While the flooding and power outages will hit economic output in the short term, some of that will be made up before the end of the quarter, wrote Paul Ashworth, chief U.S. economist at Capital Economics.
``When we factor in the boost to GDP growth from the clean-up, the overall economic impact is likely to be very modest,'' Ashworth wrote.
The U.S. stock market was closed for a second day in a row.
LOCATION, LOCATION, LOCATION
Separate data showed the home vacancy rate, which measures empty properties and those for sale, fell to the lowest level since 2005 as demand for housing picked up.
The rate declined to 1.9 percent in the third quarter from 2.1 percent in the previous three months, a level not seen since the third quarter of 2005, the Commerce Department said.
The homeownership rate held steady at 65.5 percent, but was down from 66.3 percent a year earlier. The U.S. home ownership rate peaked at 69.2 percent in July 2004. Many potential homebuyers have been forced to rent, with access to mortgages tight and unemployment high.
On a non-seasonally adjusted basis, home prices gained 0.9 percent.
Prices in the 20 cities climbed 2 percent year over year, topping expectations for a 1.9 percent increase.

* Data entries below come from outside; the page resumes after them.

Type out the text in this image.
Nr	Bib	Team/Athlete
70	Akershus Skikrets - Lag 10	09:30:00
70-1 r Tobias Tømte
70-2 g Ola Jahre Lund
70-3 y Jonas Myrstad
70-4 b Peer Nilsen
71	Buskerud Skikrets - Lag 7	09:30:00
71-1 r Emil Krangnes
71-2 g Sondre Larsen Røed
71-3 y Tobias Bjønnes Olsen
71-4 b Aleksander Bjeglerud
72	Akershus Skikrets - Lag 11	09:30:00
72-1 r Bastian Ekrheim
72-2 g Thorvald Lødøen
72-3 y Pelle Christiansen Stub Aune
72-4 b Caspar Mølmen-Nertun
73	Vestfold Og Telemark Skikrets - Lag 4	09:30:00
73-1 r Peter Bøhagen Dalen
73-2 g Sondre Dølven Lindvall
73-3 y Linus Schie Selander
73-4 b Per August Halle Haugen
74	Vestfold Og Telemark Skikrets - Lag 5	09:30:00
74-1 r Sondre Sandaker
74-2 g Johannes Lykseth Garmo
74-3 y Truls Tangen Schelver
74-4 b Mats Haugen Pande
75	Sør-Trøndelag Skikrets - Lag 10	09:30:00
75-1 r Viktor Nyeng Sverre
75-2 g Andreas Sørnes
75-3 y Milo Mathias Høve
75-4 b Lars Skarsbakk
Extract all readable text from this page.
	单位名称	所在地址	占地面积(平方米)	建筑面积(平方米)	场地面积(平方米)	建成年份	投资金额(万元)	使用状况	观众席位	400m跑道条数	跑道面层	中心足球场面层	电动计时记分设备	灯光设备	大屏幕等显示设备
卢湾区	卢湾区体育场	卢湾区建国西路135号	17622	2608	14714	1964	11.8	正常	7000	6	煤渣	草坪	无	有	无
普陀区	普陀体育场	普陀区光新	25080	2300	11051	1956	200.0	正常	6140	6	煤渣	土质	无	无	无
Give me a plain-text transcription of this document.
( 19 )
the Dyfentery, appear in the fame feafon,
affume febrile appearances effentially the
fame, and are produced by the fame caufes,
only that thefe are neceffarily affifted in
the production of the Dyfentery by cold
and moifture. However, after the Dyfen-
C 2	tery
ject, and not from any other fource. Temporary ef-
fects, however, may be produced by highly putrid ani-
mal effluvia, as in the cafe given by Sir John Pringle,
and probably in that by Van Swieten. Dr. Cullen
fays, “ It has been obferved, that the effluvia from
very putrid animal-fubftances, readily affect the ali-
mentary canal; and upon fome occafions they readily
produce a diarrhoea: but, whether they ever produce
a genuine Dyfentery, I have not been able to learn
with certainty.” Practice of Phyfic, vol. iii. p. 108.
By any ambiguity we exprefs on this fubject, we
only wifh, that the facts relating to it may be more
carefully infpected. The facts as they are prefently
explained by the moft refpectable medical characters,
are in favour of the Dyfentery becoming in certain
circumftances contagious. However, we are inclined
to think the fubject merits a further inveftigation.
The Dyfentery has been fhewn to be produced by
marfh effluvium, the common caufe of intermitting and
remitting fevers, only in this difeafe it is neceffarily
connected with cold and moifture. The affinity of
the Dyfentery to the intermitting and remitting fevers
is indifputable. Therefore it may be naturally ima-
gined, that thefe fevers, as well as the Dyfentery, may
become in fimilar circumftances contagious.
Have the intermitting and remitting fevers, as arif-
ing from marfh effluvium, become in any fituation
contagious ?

Compared to a year ago, prices in Phoenix surged 18.8 percent, the fourth month in a row the hard-hit city has seen double-digit yearly gains, the report said. Phoenix has been one of the standouts this year as prices have snapped back.
Prices in Las Vegas - also one of the more distressed areas in the years since the end of the housing boom - were up 0.9 percent compared to a year ago, the first annual increase since January 2007.
Of the 20 cities in the index, three saw a yearly decline in prices, with Atlanta faring the worst, down 6.1 percent.
That home price gains are becoming more widespread by region is an encouraging sign that both prices and activity in the housing sector are on a sustained trend higher, Barclays economist Peter Newland wrote.
Data on consumer confidence from the Conference Board had also been scheduled to be released on Tuesday but was pushed back to Nov. 1 in light of the storm.